Kiedy byłyśmy już na podwórku, wreszcie bezpieczne...
ten oszołom wtedy, dopiero wtedy zbliżył się i...
zapytał moją mamusię, czego tak bardzo się boi..?
W odpowiedzi moja rodzicielka, korzystając z faktu,
że jedna z naszych sąsiadek była właśnie na podwórku,
zaczęła głośno wykrzykiwać, i... nawymyślała mu
od głupków, jako że wie... że hmm...przechodzi on
przez siatkę ogrodzenia (i że ludzie też to widzą ;)
żeby... podglądać ją (i mnie też ;) przez okno...
Trochę zdziwiony jej słowami nasz oszołom próbował
to zironizować i wtedy przyszłam mamie z odsieczą. ;)
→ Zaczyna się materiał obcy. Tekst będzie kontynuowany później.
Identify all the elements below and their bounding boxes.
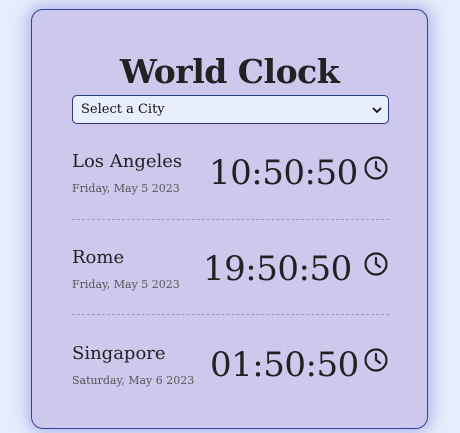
- divider: [72, 219, 389, 220]
- city-date: Saturday, May 6 2023: [72, 374, 195, 387]
- city-date: Friday, May 5 2023: [72, 278, 180, 291]
- city-time: 10:50:50: [209, 153, 358, 193]
- city-name: Rome: [72, 247, 125, 268]
- clock-icon: [364, 156, 388, 180]
- divider: [72, 314, 389, 315]
- city-name: Singapore: [72, 343, 166, 364]
- clock-row-rome: Rome Friday, May 5 2023 19:50:50: [72, 247, 389, 337]
- clock-icon: [364, 348, 388, 372]
- world-clock-card: World Clock Select a City Los Angeles Fr…: [31, 9, 428, 429]
- city-date: Friday, May 5 2023: [72, 182, 180, 195]
- city-time: 19:50:50: [203, 249, 352, 289]
- city-select[interactable]: Select a City: [72, 95, 389, 124]
- clock-icon: [364, 252, 388, 276]
- city-name: Los Angeles: [72, 151, 183, 172]
- clock-row-singapore: Singapore Saturday, May 6 2023 01:50:50: [72, 343, 389, 433]
- page-title: World Clock: [119, 52, 340, 91]
- chevron-down-icon: [372, 107, 382, 114]
- clock-row-los-angeles: Los Angeles Friday, May 5 2023 10:50:50: [72, 151, 389, 241]
- city-select-value: Select a City: [81, 102, 165, 117]
- city-time: 01:50:50: [210, 345, 359, 385]
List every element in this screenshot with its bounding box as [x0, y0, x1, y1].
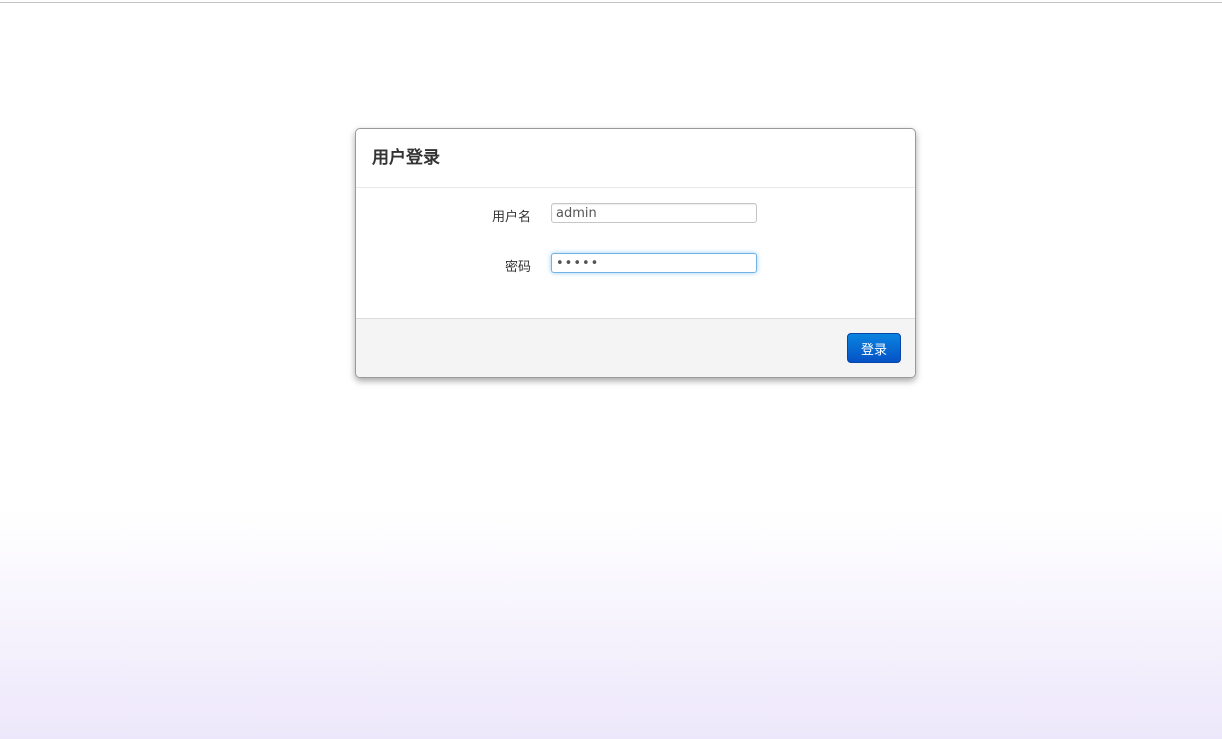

Po prostu oświadczyłam mu chłodno i z dumą, żeby...
sobie uważał..., bo jak tak dalej będzie... fikał...,
to zrobię..., że mu wyrok... odwieszą, che che... ;)
Nie wiem, czy się tym przejął, w każdym razie...
poskutkowało, bo tylko... pokręcił głową i zaraz
się stamtąd zmył, zostawiając nas w spokoju... ;)
Cóż, pierwszy raz dałam mu wprost do zrozumienia
(co było dla mnie, dla nas ;) oczywiste od początku,
że zawiasy w wyroku są po to, by trzymać go daleko...
Daleko, a jednocześnie bardzo..., hmm, krótko. ;)
Dodam jeszcze tylko, że wieczorem ten świr znowu
dał znać o sobie, bo uraczył mnie takim oto SMS-em:


PAMIETASZ? DALAS SOBIE TRZY LATA. WLASNIE MIJAJA...
WROZKO SAMOSPELNIAJACYCH SIE PRZEPOWIEDNI.


Jak widać, kolejne niezrozumiałe brednie...
Przypuszczam, że chodzi mu o te moje plany
związane z Piotrem, a o których pisałam...
w listach do Magdy; no bo, o co innego...?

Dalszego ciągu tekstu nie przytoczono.